Not in Public: How to Curb Inappropriate Behavior

Problem? What Problem?

There are times when it's best simply to ignore or downplay behavior. That may feel impossible, but you have to learn to pick your battles. Say you've had a hectic morning running errands with your child, and moods are already fragile. Let her continue hissing like a snake if it amuses her. That freedom may mean she'll get into her car seat without a fight.
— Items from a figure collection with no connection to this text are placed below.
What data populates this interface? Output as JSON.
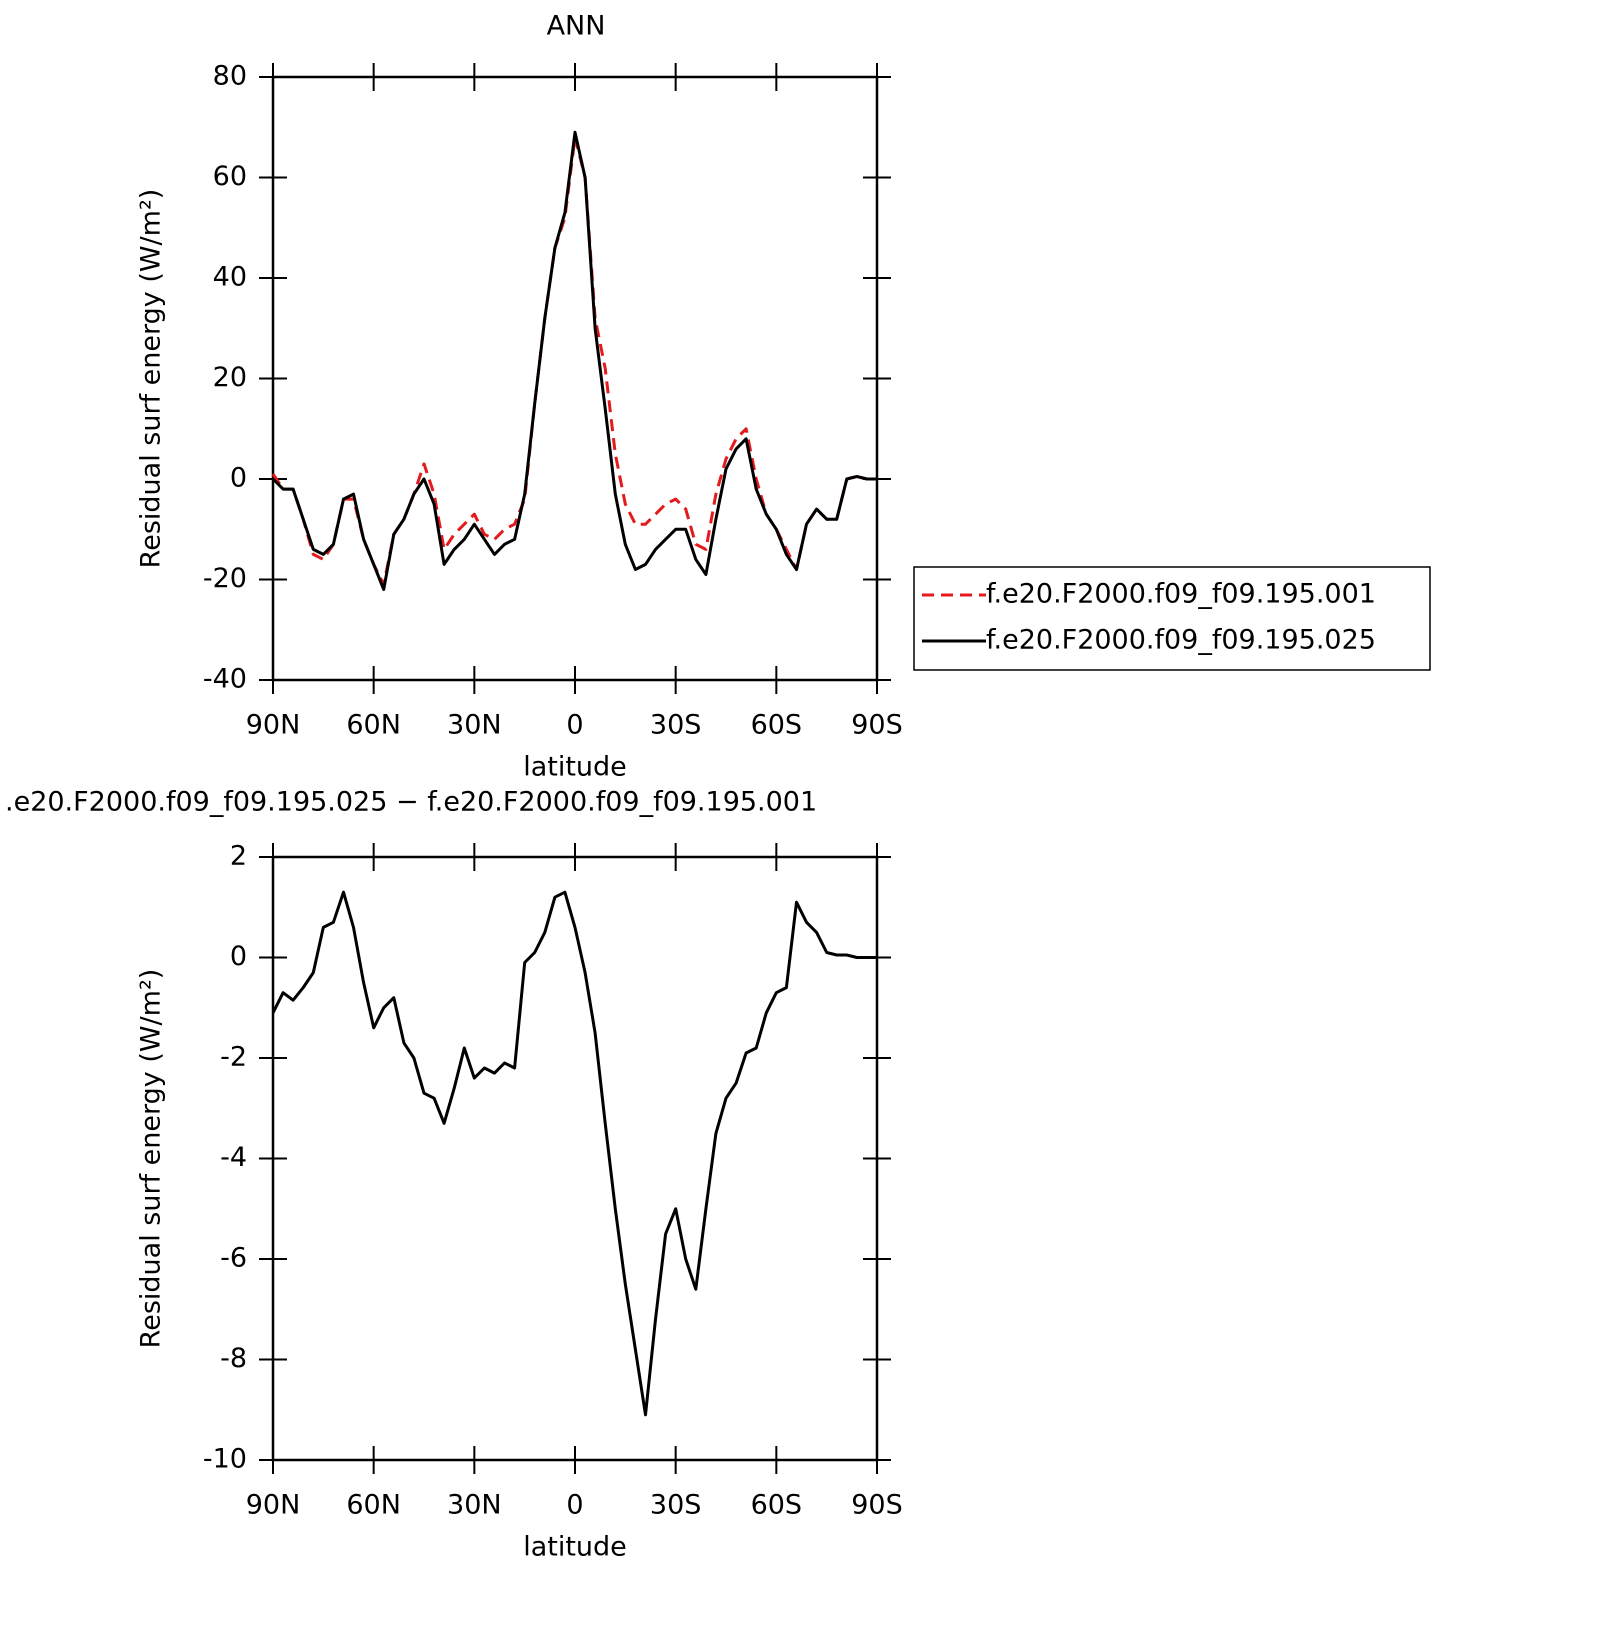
{
  "chart_data": [
    {
      "type": "line",
      "title": "ANN",
      "xlabel": "latitude",
      "ylabel": "Residual surf energy (W/m²)",
      "x": [
        90,
        87,
        84,
        81,
        78,
        75,
        72,
        69,
        66,
        63,
        60,
        57,
        54,
        51,
        48,
        45,
        42,
        39,
        36,
        33,
        30,
        27,
        24,
        21,
        18,
        15,
        12,
        9,
        6,
        3,
        0,
        -3,
        -6,
        -9,
        -12,
        -15,
        -18,
        -21,
        -24,
        -27,
        -30,
        -33,
        -36,
        -39,
        -42,
        -45,
        -48,
        -51,
        -54,
        -57,
        -60,
        -63,
        -66,
        -69,
        -72,
        -75,
        -78,
        -81,
        -84,
        -87,
        -90
      ],
      "xlim": [
        90,
        -90
      ],
      "xticks": [
        {
          "value": 90,
          "label": "90N"
        },
        {
          "value": 60,
          "label": "60N"
        },
        {
          "value": 30,
          "label": "30N"
        },
        0,
        {
          "value": -30,
          "label": "30S"
        },
        {
          "value": -60,
          "label": "60S"
        },
        {
          "value": -90,
          "label": "90S"
        }
      ],
      "ylim": [
        -40,
        80
      ],
      "yticks": [
        -40,
        -20,
        0,
        20,
        40,
        60,
        80
      ],
      "legend": "right",
      "series": [
        {
          "name": "f.e20.F2000.f09_f09.195.001",
          "color": "#e41a1c",
          "dash": true,
          "values": [
            1,
            -2,
            -2,
            -8,
            -15,
            -16,
            -13,
            -4,
            -4,
            -12,
            -17,
            -21,
            -11,
            -8,
            -3,
            3,
            -3,
            -14,
            -11,
            -9,
            -7,
            -11,
            -12,
            -10,
            -9,
            -4,
            15,
            32,
            46,
            52,
            68,
            60,
            32,
            22,
            5,
            -5,
            -9,
            -9,
            -7,
            -5,
            -4,
            -6,
            -13,
            -14,
            -3,
            4,
            8,
            10,
            0,
            -7,
            -10,
            -14,
            -18,
            -9,
            -6,
            -8,
            -8,
            0,
            0.5,
            0,
            0
          ]
        },
        {
          "name": "f.e20.F2000.f09_f09.195.025",
          "color": "#000000",
          "dash": false,
          "values": [
            0,
            -2,
            -2,
            -8,
            -14,
            -15,
            -13,
            -4,
            -3,
            -12,
            -17,
            -22,
            -11,
            -8,
            -3,
            0,
            -5,
            -17,
            -14,
            -12,
            -9,
            -12,
            -15,
            -13,
            -12,
            -3,
            15,
            32,
            46,
            53,
            69,
            60,
            30,
            14,
            -3,
            -13,
            -18,
            -17,
            -14,
            -12,
            -10,
            -10,
            -16,
            -19,
            -8,
            2,
            6,
            8,
            -2,
            -7,
            -10,
            -15,
            -18,
            -9,
            -6,
            -8,
            -8,
            0,
            0.5,
            0,
            0
          ]
        }
      ]
    },
    {
      "type": "line",
      "title": ".e20.F2000.f09_f09.195.025 − f.e20.F2000.f09_f09.195.001",
      "xlabel": "latitude",
      "ylabel": "Residual surf energy (W/m²)",
      "x": [
        90,
        87,
        84,
        81,
        78,
        75,
        72,
        69,
        66,
        63,
        60,
        57,
        54,
        51,
        48,
        45,
        42,
        39,
        36,
        33,
        30,
        27,
        24,
        21,
        18,
        15,
        12,
        9,
        6,
        3,
        0,
        -3,
        -6,
        -9,
        -12,
        -15,
        -18,
        -21,
        -24,
        -27,
        -30,
        -33,
        -36,
        -39,
        -42,
        -45,
        -48,
        -51,
        -54,
        -57,
        -60,
        -63,
        -66,
        -69,
        -72,
        -75,
        -78,
        -81,
        -84,
        -87,
        -90
      ],
      "xlim": [
        90,
        -90
      ],
      "xticks": [
        {
          "value": 90,
          "label": "90N"
        },
        {
          "value": 60,
          "label": "60N"
        },
        {
          "value": 30,
          "label": "30N"
        },
        0,
        {
          "value": -30,
          "label": "30S"
        },
        {
          "value": -60,
          "label": "60S"
        },
        {
          "value": -90,
          "label": "90S"
        }
      ],
      "ylim": [
        -10,
        2
      ],
      "yticks": [
        -10,
        -8,
        -6,
        -4,
        -2,
        0,
        2
      ],
      "color": "#000000",
      "values": [
        -1.1,
        -0.7,
        -0.85,
        -0.6,
        -0.3,
        0.6,
        0.7,
        1.3,
        0.6,
        -0.5,
        -1.4,
        -1.0,
        -0.8,
        -1.7,
        -2.0,
        -2.7,
        -2.8,
        -3.3,
        -2.6,
        -1.8,
        -2.4,
        -2.2,
        -2.3,
        -2.1,
        -2.2,
        -0.1,
        0.1,
        0.5,
        1.2,
        1.3,
        0.6,
        -0.3,
        -1.5,
        -3.3,
        -5.0,
        -6.5,
        -7.8,
        -9.1,
        -7.2,
        -5.5,
        -5.0,
        -6.0,
        -6.6,
        -5.0,
        -3.5,
        -2.8,
        -2.5,
        -1.9,
        -1.8,
        -1.1,
        -0.7,
        -0.6,
        1.1,
        0.7,
        0.5,
        0.1,
        0.05,
        0.05,
        0,
        0,
        0
      ]
    }
  ]
}
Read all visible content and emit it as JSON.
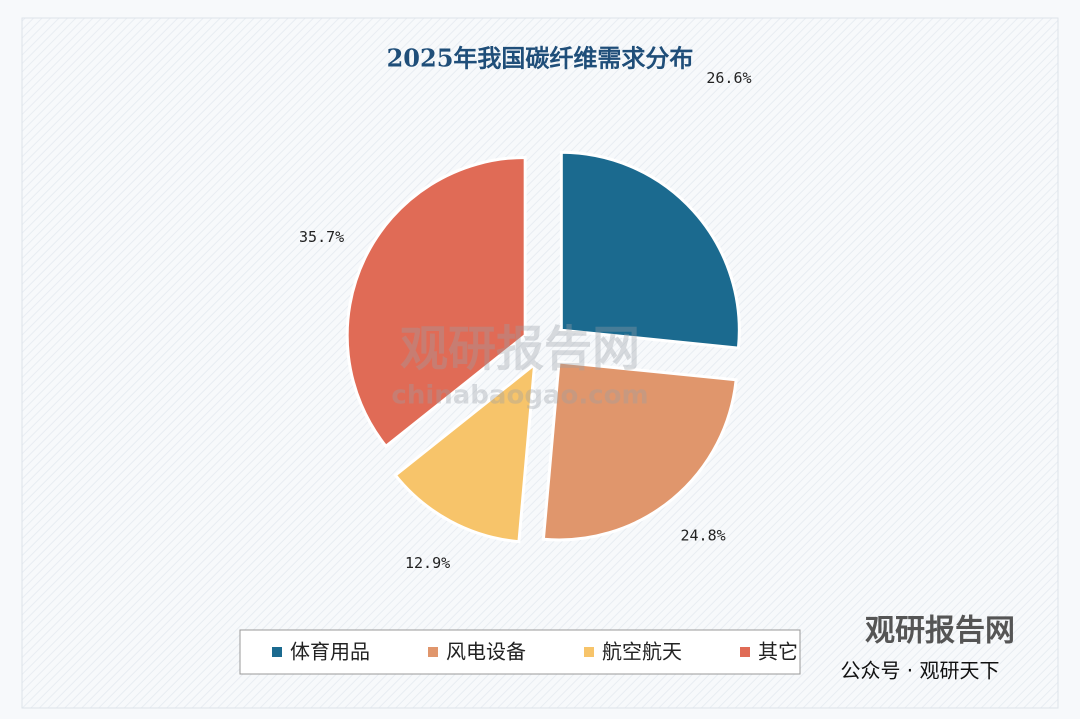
{
  "chart_data": {
    "type": "pie",
    "title": "2025年我国碳纤维需求分布",
    "categories": [
      "体育用品",
      "风电设备",
      "航空航天",
      "其它"
    ],
    "values": [
      26.6,
      24.8,
      12.9,
      35.7
    ],
    "value_labels": [
      "26.6%",
      "24.8%",
      "12.9%",
      "35.7%"
    ],
    "colors": [
      "#1b6a8f",
      "#e0966c",
      "#f7c46a",
      "#e06b56"
    ],
    "legend": "bottom"
  },
  "watermark": {
    "brand": "观研报告网",
    "site": "chinabaogao.com",
    "account": "公众号 · 观研天下"
  }
}
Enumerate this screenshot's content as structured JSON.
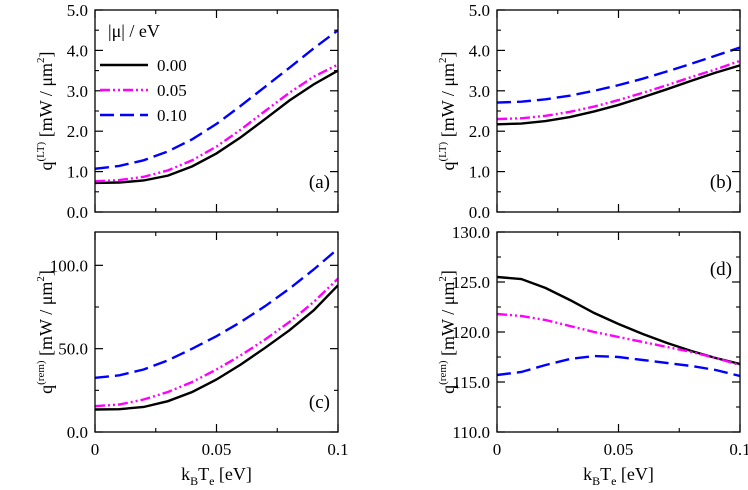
{
  "colors": {
    "mu_000": "#000000",
    "mu_005": "#ff00ff",
    "mu_010": "#0000ff"
  },
  "legend": {
    "title": "|μ| / eV",
    "entries": [
      {
        "label": "0.00",
        "color": "#000000",
        "dash": "solid"
      },
      {
        "label": "0.05",
        "color": "#ff00ff",
        "dash": "dash-dot-dot"
      },
      {
        "label": "0.10",
        "color": "#0000ff",
        "dash": "dashed"
      }
    ]
  },
  "x_axis": {
    "ticks": [
      "0",
      "0.05",
      "0.1"
    ],
    "label_main": "k",
    "label_sub1": "B",
    "label_mid": "T",
    "label_sub2": "e",
    "label_unit": " [eV]"
  },
  "chart_data": [
    {
      "type": "line",
      "panel": "(a)",
      "ylabel_main": "q",
      "ylabel_sup": "(LT)",
      "ylabel_unit": " [mW / μm",
      "ylabel_pow": "2",
      "ylabel_close": "]",
      "xlim": [
        0,
        0.1
      ],
      "ylim": [
        0,
        5
      ],
      "yticks": [
        0,
        1,
        2,
        3,
        4,
        5
      ],
      "ytick_labels": [
        "0.0",
        "1.0",
        "2.0",
        "3.0",
        "4.0",
        "5.0"
      ],
      "x": [
        0,
        0.01,
        0.02,
        0.03,
        0.04,
        0.05,
        0.06,
        0.07,
        0.08,
        0.09,
        0.1
      ],
      "series": [
        {
          "name": "0.00",
          "values": [
            0.72,
            0.73,
            0.78,
            0.9,
            1.13,
            1.45,
            1.85,
            2.3,
            2.76,
            3.16,
            3.5
          ]
        },
        {
          "name": "0.05",
          "values": [
            0.76,
            0.79,
            0.87,
            1.03,
            1.28,
            1.62,
            2.04,
            2.5,
            2.95,
            3.35,
            3.65
          ]
        },
        {
          "name": "0.10",
          "values": [
            1.07,
            1.14,
            1.28,
            1.5,
            1.8,
            2.18,
            2.63,
            3.1,
            3.57,
            4.05,
            4.5
          ]
        }
      ]
    },
    {
      "type": "line",
      "panel": "(b)",
      "ylabel_main": "q",
      "ylabel_sup": "(LT)",
      "ylabel_unit": " [mW / μm",
      "ylabel_pow": "2",
      "ylabel_close": "]",
      "xlim": [
        0,
        0.1
      ],
      "ylim": [
        0,
        5
      ],
      "yticks": [
        0,
        1,
        2,
        3,
        4,
        5
      ],
      "ytick_labels": [
        "0.0",
        "1.0",
        "2.0",
        "3.0",
        "4.0",
        "5.0"
      ],
      "x": [
        0,
        0.01,
        0.02,
        0.03,
        0.04,
        0.05,
        0.06,
        0.07,
        0.08,
        0.09,
        0.1
      ],
      "series": [
        {
          "name": "0.00",
          "values": [
            2.17,
            2.19,
            2.25,
            2.35,
            2.49,
            2.65,
            2.84,
            3.04,
            3.25,
            3.45,
            3.63
          ]
        },
        {
          "name": "0.05",
          "values": [
            2.3,
            2.32,
            2.38,
            2.48,
            2.61,
            2.77,
            2.95,
            3.14,
            3.34,
            3.53,
            3.74
          ]
        },
        {
          "name": "0.10",
          "values": [
            2.71,
            2.73,
            2.79,
            2.88,
            3.0,
            3.14,
            3.3,
            3.48,
            3.67,
            3.87,
            4.07
          ]
        }
      ]
    },
    {
      "type": "line",
      "panel": "(c)",
      "ylabel_main": "q",
      "ylabel_sup": "(rem)",
      "ylabel_unit": " [mW / μm",
      "ylabel_pow": "2",
      "ylabel_close": "]",
      "xlim": [
        0,
        0.1
      ],
      "ylim": [
        0,
        120
      ],
      "yticks": [
        0,
        50,
        100
      ],
      "ytick_labels": [
        "0.0",
        "50.0",
        "100.0"
      ],
      "x": [
        0,
        0.01,
        0.02,
        0.03,
        0.04,
        0.05,
        0.06,
        0.07,
        0.08,
        0.09,
        0.1
      ],
      "series": [
        {
          "name": "0.00",
          "values": [
            13.5,
            13.7,
            15,
            18.5,
            24,
            31.5,
            40.5,
            50.5,
            61,
            73,
            88
          ]
        },
        {
          "name": "0.05",
          "values": [
            15.5,
            16.5,
            19.5,
            24,
            30,
            37.5,
            46,
            55.5,
            66,
            78,
            92
          ]
        },
        {
          "name": "0.10",
          "values": [
            32.5,
            34,
            37.5,
            43,
            50,
            57.5,
            66,
            75.5,
            86,
            97.5,
            110
          ]
        }
      ]
    },
    {
      "type": "line",
      "panel": "(d)",
      "ylabel_main": "q",
      "ylabel_sup": "(rem)",
      "ylabel_unit": " [mW / μm",
      "ylabel_pow": "2",
      "ylabel_close": "]",
      "xlim": [
        0,
        0.1
      ],
      "ylim": [
        110,
        130
      ],
      "yticks": [
        110,
        115,
        120,
        125,
        130
      ],
      "ytick_labels": [
        "110.0",
        "115.0",
        "120.0",
        "125.0",
        "130.0"
      ],
      "x": [
        0,
        0.01,
        0.02,
        0.03,
        0.04,
        0.05,
        0.06,
        0.07,
        0.08,
        0.09,
        0.1
      ],
      "series": [
        {
          "name": "0.00",
          "values": [
            125.5,
            125.3,
            124.4,
            123.2,
            121.9,
            120.8,
            119.8,
            118.9,
            118.1,
            117.4,
            116.8
          ]
        },
        {
          "name": "0.05",
          "values": [
            121.8,
            121.6,
            121.2,
            120.6,
            120.0,
            119.5,
            119.0,
            118.5,
            118.0,
            117.4,
            116.7
          ]
        },
        {
          "name": "0.10",
          "values": [
            115.7,
            116.0,
            116.7,
            117.3,
            117.6,
            117.5,
            117.2,
            116.9,
            116.6,
            116.2,
            115.6
          ]
        }
      ]
    }
  ]
}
Bad language is something else that shouldn't be blown out of proportion, but it shouldn't be ignored either. "Downplaying it is always the best route," Dr. Gregory advises, "especially if your child's looking for a reaction." Sure, it's hard not to bat an eyelash when your 2-year-old yells, "Damn!" right in the middle of the library. But calmly responding, "That word's not nice" and putting off an explanation until you're someplace private demonstrates that the shock value (and the attention that comes with it) just isn't there.

Of course, some situations should always be addressed swiftly and directly -- dangerous activities, like rocking a stack of cans in the market, or hurtful ones, like hitting another child. "Even on your worst days, never ignore safety issues or your child's aggressive behavior," Teitelman cautions.

One final piece of advice: Try to look on the bright side. Your toddler's curiosity, impulsiveness, and lack of inhibition are assets -- she's simply testing the waters, finding her place in the world.